My startup paramaters:

version: "3.9"
services:
  execution:
    tty: true
    environment:
    - TERM=xterm-256color
    - COLORTERM=truecolor
    stop_grace_period: 30s
    container_name: gas-execution-client
    image: ${EC_IMAGE_VERSION}
    networks:
    - gas
    volumes:
    - ${EC_DATA_DIR}:/nethermind/data
    - ${EC_JWT_SECRET_PATH}:/tmp/jwt/jwtsecret
    - ${CHAINSPEC_PATH}:/tmp/chainspec/chainspec.json
    ports:
    - "30304:30304/tcp"
    - "30304:30304/udp"
    - "8009:8009"
    - "8545:8545"
    - "8551:8551"
    expose:
    - 8545
    - 8551
    command:
    - --config=none.cfg
    - --Init.ChainSpecPath=/tmp/chainspec/chainspec.json
    - --datadir=/nethermind/data
    - --log=INFO
    - --JsonRpc.Enabled=true
    - --JsonRpc.Host=0.0.0.0
    - --JsonRpc.Port=8545
    - --JsonRpc.JwtSecretFile=/tmp/jwt/jwtsecret
    - --JsonRpc.EngineHost=0.0.0.0
    - --JsonRpc.EnginePort=8551
    - --Network.DiscoveryPort=30304
    - --HealthChecks.Enabled=true
    - --Metrics.Enabled=true
    - --Metrics.ExposePort=8009
    - --Sync.MaxAttemptsToUpdatePivot=0
    logging:
      driver: json-file
      options:
        max-size: 10m
        max-file: "10"
networks:
  gas:
    name: gas-network

Logs

LukaszRozmej commented 1 month ago

Can you share genesis file you are using?

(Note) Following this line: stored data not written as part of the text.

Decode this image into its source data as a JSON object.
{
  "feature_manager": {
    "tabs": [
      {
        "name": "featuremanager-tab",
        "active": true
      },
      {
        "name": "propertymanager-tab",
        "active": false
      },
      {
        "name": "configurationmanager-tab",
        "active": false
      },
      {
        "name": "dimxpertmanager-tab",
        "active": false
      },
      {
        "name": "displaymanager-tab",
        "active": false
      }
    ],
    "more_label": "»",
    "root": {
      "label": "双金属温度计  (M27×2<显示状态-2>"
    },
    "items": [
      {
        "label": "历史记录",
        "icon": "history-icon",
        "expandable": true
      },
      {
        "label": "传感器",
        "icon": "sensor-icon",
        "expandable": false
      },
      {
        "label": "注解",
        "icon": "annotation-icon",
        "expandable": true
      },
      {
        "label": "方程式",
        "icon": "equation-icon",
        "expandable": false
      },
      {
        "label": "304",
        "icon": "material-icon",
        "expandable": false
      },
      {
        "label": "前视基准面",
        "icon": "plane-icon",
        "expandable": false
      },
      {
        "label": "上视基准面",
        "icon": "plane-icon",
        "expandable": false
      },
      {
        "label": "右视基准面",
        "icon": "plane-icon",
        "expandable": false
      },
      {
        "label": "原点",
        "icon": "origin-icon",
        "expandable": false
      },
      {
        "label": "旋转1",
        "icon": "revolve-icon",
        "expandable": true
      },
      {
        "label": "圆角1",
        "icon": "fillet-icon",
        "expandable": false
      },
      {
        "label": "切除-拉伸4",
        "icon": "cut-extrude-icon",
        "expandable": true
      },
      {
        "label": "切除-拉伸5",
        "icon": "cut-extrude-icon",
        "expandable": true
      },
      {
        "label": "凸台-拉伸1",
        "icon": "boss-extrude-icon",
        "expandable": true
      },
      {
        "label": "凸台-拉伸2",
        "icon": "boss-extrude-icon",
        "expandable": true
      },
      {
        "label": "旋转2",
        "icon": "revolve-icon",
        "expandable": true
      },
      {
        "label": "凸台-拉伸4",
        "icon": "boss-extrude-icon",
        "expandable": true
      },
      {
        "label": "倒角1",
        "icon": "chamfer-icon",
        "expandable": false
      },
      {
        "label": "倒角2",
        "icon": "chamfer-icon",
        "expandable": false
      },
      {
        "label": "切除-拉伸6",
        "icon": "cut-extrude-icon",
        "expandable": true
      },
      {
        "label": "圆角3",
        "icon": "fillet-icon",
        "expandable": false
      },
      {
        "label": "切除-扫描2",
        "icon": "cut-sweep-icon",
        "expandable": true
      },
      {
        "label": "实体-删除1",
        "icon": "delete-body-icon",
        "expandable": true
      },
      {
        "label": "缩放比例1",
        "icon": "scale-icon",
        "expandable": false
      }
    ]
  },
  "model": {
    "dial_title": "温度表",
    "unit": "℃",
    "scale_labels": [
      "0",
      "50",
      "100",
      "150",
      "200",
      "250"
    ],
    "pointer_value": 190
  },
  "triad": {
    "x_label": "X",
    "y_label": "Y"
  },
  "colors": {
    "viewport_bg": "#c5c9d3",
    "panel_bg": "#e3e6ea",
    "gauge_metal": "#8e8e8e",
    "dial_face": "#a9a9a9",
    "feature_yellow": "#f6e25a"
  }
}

lyfsn commented 1 month ago

Can you share genesis file you are using?

In my test environment, I generate a random genesis file every time using this script, which creates many accounts in one genesis file.

For a quick test, this is a larger than 800MB genesis file of Endurance's mainnet. You could also try using this file: (But I haven't tried this file to see if it will produce the error. My error comes from the script method mentioned above.) https://github.com/OpenFusionist/network_config

ohko4711 commented 2 weeks ago

hi @LukaszRozmej For the above mentioned performance regression, I've done a further investigation and have some conclusions and points I'd like to further discuss

Regarding the performance issue: PR: https://github.com/NethermindEth/nethermind/pull/7215 was a performance optimization that replaced LruCache with ClockCache to reduce lock granularity. However, due to implementation details, it caused a regression that led to timeout issues when initializing large genesis files (>800M). The latest commit (60159fb448d5b7fd53565aa7b15942a8c68614ba) appears to have fixed this issue based on our tests.

Issue identification method:

Regarding the 40s hard-coded timeout: this has been previously discussed.Related PR: https://github.com/NethermindEth/nethermind/pull/6160. We can further discuss this issue:

It's up for discussion if we want to increase the timeout from 40 seconds (current default, hard-coded value) to something different.

Let me know if you need any additional information or clarification on this matter.

LukaszRozmej commented 2 weeks ago

@ohko4711 thank you for the analysis. #7215 might have some unplanned effect though https://github.com/NethermindEth/nethermind/commit/60159fb448d5b7fd53565aa7b15942a8c68614ba shouldn't affect genesis based on the code, so not sure if it was this that could fix it. @benaadams can you check, both are your changes.

I will move the timeout to config though.